Le 13 avril 2023
de 17h00 à 19h00
(Université de Strasbourg)
Conférence organisée par Sophie SUMA et Vivien PHILIZOT, avec le soutien de l'ACCRA, dans le cadre du cycle « #1 Futurs » lié à la première saison de la webrevue Archifictions.
Le 13 avril 2023
de 17h00 à 19h00
(Université de Strasbourg)
Conférence organisée par Sophie SUMA et Vivien PHILIZOT, avec le soutien de l'ACCRA, dans le cadre du cycle « #1 Futurs » lié à la première saison de la webrevue Archifictions.

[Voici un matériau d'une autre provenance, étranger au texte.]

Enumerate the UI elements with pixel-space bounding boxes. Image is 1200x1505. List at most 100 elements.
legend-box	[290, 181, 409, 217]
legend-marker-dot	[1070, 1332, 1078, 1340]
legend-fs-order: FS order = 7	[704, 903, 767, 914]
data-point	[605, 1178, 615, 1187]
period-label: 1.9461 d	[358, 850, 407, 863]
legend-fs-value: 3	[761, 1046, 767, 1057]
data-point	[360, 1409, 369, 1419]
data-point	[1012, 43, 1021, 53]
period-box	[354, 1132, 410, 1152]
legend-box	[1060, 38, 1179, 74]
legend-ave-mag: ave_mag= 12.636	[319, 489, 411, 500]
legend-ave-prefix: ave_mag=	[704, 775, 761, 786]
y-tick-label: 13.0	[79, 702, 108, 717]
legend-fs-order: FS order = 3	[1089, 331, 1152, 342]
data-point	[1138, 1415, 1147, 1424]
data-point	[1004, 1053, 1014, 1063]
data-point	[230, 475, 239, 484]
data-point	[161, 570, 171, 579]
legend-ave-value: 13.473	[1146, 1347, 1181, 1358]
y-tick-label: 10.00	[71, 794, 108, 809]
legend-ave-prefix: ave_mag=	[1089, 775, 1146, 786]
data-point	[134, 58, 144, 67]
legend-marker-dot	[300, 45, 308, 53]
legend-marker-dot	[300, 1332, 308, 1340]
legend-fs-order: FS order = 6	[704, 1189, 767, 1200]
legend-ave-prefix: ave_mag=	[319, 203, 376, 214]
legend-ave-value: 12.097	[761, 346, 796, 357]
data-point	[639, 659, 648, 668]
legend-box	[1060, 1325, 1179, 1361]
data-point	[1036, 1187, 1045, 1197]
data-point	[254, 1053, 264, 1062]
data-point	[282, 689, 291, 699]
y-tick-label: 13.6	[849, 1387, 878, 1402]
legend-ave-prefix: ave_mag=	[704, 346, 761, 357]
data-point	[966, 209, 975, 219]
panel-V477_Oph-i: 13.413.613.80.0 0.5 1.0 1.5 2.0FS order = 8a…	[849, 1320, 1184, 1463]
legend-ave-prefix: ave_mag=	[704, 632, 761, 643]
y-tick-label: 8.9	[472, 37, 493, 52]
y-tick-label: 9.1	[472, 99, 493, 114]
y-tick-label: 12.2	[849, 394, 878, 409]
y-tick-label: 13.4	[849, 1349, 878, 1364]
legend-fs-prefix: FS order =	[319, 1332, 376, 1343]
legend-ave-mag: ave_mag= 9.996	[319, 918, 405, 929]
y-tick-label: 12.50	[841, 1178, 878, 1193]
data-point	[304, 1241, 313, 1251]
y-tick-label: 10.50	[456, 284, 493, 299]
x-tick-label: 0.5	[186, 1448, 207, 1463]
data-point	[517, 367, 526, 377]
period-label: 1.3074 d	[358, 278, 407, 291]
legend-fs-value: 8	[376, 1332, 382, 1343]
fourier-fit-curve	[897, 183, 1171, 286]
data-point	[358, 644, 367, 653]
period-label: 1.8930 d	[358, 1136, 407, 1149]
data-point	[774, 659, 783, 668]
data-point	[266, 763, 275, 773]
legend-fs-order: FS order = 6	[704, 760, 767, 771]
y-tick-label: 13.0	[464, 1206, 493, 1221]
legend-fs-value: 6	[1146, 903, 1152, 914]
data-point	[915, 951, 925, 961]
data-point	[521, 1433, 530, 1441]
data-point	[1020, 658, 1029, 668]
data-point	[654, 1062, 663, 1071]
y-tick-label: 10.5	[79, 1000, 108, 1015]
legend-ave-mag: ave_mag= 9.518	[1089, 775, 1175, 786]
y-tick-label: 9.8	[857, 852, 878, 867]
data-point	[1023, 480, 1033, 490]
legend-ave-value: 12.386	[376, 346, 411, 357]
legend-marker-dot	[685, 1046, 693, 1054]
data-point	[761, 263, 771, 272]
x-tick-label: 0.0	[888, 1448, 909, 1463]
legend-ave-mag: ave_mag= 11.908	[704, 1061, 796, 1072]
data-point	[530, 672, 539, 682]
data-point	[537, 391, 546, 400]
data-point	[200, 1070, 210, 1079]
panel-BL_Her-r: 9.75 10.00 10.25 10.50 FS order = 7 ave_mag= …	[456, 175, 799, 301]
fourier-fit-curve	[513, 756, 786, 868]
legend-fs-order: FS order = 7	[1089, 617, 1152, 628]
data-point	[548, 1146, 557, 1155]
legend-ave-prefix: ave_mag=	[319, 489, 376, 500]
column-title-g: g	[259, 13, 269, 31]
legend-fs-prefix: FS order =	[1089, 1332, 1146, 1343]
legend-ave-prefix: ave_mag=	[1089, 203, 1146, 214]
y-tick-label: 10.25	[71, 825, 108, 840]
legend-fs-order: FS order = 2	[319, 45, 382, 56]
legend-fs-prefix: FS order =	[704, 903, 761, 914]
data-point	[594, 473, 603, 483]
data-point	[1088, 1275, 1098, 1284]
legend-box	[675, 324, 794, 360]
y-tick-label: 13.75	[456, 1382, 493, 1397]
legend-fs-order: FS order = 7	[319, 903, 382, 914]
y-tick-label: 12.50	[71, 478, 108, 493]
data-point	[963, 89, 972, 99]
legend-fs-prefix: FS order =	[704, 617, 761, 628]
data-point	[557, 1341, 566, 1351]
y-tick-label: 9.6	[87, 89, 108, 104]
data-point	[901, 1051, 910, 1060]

La science politique n’est pas très à l’aise pour remettre du futur dans le présent et elle paraît de fait peu équipée pour le faire. La science-fiction, parce qu’elle est précisément une modalité d’exploration de futurs imaginables, pourrait l’aider : elle est devenue un support accessible à la collectivité pour (se) poser des questions et
(se) représenter des changements possibles. Cette intervention vise donc à préciser les fondements (épistémologiques, théoriques, analytiques, etc.) des usages permettant de tirer parti de cette production culturelle particulière. En effet, le registre dans lequel se situe l’utilisation de la science-fiction n‘est pas celui de la fourniture de « preuves », mais davantage celui des expériences de pensée, dont le rassemblement peut alors fournir une autre forme de laboratoire. Dans cette production fictionnelle, c’est la forme du récit et l’assemblage des descriptions qui permettent de travailler des hypothèses. Ces fictions proposent à la fois des visions du monde (par une transposition des préoccupations de leur époque) et des visions de mondes (originaux ou décalés le plus souvent). Elles ont même une particularité supplémentaire : les mondes explorés n’y sont pas donnés, mais construits, en l’occurrence à partir de logiques narratives qui ont aussi des obligations de cohérence même si elles déplacent des séries de paramètres par rapport à des « réalités » connues. Si l’on considère que, par l’activité d’exploration et du point de vue de la connaissance potentiellement mise à disposition, la science-fiction peut remplir un ensemble de fonctions, celles-ci paraissent analogues à celles assignables à la théorie politique : heuristique, pédagogique, critique, éthique. Ce sont ces quatre fonctions qui sont ici explicitées et détaillées, en prolongeant des réflexions déjà entamées sur les possibles usages de la science-fiction, notamment pour montrer dans quelle mesure elle peut être insérée dans un processus de production de connaissance (notamment sur les quatre fonctions mentionnées précédemment). En revenant sur les travaux disponibles et à partir d’un corpus d’œuvres cardinales, il s’agit alors d’expliquer comment cette imagination fictionnelle peut alimenter l’imagination des sciences sociales et offrir des ressources à la pensée (politique) sans abandonner pour autant les ambitions scientifiques.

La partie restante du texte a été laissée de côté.